Scalable Carbonthermal Synthesis of Hierarchical Bi@C Anode for Superior Sodium‐Ion Batteries

Bismuth (Bi) has emerged as a promising anode material for sodium‐ion batteries (SIBs) due to its ultrahigh theoretical volumetric specific capacity (3765 mAh cm −3 ). However, Bi anodes undergo volume fluctuation during Na + insertion/extraction, which leads to the destruction of the electrode structure, resulting in capacity decay and poor cycle life. Herein, hierarchical Bi@C micro‐bricks were fabricated via a scalable carbothermal reduction method. Due to the unique hierarchical structure, the carbon matrix effectively suppresses the volume expansion of the Bi anode and preserves the structural stability during cycling.

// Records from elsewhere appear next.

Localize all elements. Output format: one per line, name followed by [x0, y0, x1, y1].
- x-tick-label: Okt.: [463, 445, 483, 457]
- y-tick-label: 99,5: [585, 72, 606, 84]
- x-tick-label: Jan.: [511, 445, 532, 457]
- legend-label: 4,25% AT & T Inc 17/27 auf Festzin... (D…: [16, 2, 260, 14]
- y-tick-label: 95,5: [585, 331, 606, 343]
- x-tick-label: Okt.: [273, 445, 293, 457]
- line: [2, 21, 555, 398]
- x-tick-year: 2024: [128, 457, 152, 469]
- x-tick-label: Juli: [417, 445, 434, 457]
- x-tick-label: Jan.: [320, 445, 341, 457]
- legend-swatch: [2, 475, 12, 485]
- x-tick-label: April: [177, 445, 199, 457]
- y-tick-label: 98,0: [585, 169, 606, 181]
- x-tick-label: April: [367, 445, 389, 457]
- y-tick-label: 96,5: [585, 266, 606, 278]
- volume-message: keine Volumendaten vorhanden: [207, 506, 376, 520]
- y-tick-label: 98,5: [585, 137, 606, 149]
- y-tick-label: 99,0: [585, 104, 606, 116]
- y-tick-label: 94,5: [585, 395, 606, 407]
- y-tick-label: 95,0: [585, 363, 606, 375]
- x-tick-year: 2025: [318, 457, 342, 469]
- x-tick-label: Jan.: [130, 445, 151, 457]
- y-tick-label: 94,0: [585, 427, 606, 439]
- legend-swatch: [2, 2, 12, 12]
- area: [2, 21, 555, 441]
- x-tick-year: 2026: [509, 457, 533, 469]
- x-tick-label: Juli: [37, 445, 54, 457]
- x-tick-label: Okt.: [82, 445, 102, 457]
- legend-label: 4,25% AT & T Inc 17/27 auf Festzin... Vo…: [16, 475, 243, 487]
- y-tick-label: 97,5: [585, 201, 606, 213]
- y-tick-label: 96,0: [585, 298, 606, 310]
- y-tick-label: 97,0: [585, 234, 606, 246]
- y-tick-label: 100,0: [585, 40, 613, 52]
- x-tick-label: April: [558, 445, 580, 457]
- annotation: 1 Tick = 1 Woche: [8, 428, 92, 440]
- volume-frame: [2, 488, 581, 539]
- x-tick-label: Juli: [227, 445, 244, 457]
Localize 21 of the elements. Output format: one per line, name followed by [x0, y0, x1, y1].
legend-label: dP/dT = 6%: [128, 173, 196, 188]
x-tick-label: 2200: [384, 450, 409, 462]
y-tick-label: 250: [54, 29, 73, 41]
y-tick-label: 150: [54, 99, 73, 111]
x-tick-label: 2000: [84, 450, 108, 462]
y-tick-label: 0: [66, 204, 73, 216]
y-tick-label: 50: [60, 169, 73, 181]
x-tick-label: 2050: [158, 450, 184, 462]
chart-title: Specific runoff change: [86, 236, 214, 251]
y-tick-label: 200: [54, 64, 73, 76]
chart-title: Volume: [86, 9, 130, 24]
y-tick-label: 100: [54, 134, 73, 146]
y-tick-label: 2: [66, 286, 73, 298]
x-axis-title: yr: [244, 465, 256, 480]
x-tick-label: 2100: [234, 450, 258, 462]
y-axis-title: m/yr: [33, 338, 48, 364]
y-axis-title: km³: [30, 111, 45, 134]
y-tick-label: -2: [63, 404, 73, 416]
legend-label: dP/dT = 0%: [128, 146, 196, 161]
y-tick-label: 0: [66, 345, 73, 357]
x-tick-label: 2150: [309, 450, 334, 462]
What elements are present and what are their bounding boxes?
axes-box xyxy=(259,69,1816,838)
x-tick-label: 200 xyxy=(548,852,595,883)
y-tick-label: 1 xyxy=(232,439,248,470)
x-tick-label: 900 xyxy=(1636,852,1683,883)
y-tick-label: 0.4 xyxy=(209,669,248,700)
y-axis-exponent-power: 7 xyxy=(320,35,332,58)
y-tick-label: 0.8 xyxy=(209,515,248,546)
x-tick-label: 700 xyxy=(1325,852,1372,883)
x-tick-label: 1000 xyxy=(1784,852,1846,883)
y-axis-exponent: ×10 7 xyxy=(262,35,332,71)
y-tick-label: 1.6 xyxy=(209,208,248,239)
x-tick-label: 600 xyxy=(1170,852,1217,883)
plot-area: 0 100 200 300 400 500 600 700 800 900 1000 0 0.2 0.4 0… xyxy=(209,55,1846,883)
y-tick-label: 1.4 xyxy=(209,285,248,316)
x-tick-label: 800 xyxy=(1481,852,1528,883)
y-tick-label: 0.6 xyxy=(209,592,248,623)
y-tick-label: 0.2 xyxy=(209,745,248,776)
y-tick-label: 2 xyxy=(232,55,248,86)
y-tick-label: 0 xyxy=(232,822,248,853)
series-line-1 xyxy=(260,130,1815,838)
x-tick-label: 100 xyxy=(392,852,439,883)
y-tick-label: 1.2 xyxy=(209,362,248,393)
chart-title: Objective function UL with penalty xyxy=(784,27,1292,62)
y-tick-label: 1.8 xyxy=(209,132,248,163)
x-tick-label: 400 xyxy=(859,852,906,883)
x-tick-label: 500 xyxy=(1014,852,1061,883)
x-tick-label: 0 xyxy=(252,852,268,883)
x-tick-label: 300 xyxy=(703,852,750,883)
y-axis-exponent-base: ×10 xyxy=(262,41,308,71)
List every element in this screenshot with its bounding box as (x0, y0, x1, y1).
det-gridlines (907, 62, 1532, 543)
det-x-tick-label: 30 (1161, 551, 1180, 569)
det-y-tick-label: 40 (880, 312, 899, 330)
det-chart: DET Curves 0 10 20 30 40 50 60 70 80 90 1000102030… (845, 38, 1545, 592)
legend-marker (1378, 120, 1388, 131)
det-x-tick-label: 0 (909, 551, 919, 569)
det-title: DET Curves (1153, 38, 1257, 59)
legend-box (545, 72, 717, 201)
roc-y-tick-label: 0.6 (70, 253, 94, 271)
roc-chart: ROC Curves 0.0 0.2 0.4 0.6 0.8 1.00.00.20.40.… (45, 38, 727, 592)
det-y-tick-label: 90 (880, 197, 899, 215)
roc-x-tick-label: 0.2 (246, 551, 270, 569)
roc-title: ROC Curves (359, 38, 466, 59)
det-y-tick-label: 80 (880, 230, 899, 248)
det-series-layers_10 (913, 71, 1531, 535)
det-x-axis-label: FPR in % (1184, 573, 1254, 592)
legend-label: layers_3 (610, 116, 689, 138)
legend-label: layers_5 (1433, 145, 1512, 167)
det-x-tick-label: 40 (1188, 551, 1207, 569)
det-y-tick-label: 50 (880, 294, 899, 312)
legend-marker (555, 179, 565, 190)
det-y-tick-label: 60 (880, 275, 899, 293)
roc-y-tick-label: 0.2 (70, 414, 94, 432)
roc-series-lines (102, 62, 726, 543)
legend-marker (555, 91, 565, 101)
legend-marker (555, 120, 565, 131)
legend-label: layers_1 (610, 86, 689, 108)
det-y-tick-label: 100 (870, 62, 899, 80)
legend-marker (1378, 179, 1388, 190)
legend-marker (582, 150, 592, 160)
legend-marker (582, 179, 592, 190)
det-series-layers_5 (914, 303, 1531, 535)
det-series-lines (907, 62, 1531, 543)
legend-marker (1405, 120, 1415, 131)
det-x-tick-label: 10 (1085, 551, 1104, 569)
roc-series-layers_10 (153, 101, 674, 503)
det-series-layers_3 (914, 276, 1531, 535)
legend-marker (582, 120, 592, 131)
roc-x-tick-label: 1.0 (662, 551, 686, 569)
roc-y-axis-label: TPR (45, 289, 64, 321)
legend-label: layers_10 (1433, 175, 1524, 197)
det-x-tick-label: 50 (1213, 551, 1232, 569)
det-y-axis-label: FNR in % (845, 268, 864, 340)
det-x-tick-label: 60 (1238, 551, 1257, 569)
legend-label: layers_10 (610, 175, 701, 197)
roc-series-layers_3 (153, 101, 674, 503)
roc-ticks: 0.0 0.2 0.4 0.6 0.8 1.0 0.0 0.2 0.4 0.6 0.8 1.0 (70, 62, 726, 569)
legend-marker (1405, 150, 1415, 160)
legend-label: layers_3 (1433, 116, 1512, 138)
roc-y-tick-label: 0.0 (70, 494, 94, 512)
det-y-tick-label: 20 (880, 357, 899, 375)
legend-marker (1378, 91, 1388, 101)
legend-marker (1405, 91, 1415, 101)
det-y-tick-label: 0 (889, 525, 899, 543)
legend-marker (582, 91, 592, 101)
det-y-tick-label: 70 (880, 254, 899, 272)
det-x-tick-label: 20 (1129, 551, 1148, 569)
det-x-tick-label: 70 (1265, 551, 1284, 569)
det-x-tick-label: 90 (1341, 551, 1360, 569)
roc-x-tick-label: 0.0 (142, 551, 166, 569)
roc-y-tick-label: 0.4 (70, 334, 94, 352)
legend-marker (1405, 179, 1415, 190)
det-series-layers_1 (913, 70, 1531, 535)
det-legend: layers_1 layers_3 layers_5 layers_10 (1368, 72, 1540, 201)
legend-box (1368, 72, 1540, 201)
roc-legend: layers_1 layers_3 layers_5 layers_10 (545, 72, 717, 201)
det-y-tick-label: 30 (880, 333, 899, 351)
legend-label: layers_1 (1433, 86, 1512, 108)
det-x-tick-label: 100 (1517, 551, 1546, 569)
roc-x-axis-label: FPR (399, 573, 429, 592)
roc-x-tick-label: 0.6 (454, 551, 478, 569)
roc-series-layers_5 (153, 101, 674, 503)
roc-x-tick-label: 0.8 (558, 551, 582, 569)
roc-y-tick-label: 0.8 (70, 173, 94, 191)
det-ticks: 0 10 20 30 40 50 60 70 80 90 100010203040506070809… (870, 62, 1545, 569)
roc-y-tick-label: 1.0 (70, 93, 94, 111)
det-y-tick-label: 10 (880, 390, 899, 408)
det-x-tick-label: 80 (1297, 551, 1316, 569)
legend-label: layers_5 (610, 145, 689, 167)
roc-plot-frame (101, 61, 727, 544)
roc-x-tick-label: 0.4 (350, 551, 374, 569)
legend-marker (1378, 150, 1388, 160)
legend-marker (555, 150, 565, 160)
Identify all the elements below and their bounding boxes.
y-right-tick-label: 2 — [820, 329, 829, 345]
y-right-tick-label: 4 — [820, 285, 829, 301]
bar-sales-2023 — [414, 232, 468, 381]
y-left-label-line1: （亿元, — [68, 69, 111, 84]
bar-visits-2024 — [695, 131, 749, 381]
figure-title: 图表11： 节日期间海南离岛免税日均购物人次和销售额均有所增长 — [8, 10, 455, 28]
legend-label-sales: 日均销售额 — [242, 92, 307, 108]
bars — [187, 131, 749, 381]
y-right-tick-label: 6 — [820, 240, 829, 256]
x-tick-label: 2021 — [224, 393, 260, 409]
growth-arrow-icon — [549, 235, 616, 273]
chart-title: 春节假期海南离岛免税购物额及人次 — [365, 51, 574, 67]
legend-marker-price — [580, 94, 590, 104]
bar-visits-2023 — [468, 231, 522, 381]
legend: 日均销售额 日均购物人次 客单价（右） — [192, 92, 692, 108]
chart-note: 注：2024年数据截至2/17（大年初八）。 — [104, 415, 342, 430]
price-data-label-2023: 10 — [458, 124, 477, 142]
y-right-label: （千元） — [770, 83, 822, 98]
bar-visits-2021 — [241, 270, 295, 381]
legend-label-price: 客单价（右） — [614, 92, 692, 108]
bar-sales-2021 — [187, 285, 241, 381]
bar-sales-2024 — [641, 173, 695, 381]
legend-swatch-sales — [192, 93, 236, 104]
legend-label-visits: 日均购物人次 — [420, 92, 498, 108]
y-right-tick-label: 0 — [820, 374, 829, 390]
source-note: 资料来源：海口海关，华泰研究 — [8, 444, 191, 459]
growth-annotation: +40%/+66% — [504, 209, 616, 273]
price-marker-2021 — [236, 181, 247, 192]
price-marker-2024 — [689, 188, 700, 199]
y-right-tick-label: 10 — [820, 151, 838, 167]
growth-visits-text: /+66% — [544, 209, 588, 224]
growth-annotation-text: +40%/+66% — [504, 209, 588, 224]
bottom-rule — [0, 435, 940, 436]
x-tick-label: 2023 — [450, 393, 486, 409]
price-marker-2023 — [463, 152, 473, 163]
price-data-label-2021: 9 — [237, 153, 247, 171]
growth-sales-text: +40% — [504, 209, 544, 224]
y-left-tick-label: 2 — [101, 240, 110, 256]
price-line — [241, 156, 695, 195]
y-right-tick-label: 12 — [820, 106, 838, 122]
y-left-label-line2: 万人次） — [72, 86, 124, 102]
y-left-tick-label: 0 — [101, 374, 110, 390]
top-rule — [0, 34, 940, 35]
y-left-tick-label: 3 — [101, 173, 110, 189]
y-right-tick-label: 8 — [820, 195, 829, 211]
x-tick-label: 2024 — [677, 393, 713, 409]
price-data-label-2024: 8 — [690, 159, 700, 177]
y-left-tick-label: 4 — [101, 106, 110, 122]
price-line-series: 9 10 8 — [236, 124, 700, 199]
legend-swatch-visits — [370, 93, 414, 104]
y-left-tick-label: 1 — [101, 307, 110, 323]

Compared to pure Bi, this Bi@C demonstrates dramatically enhanced cycling stability and maintains a stable capacity of 335.09 mAh g −1 after 700 cycles at 0.5 A g −1 . Even at 1.0 A g −1 , this hierarchical Bi@C micro‐bricks also retains a capacity of 307.32 mAh g −1 after 900 cycles. Furthermore, the dynamic performance analysis confirms that this carbon composite multilevel structure design strategy effectively enhanced the diffusion kinetics of Na + , thus resulting in superior rate capability and cycling stability. These findings provide valuable insights for developing a hierarchical alloy composite anode with high performance for SIBs.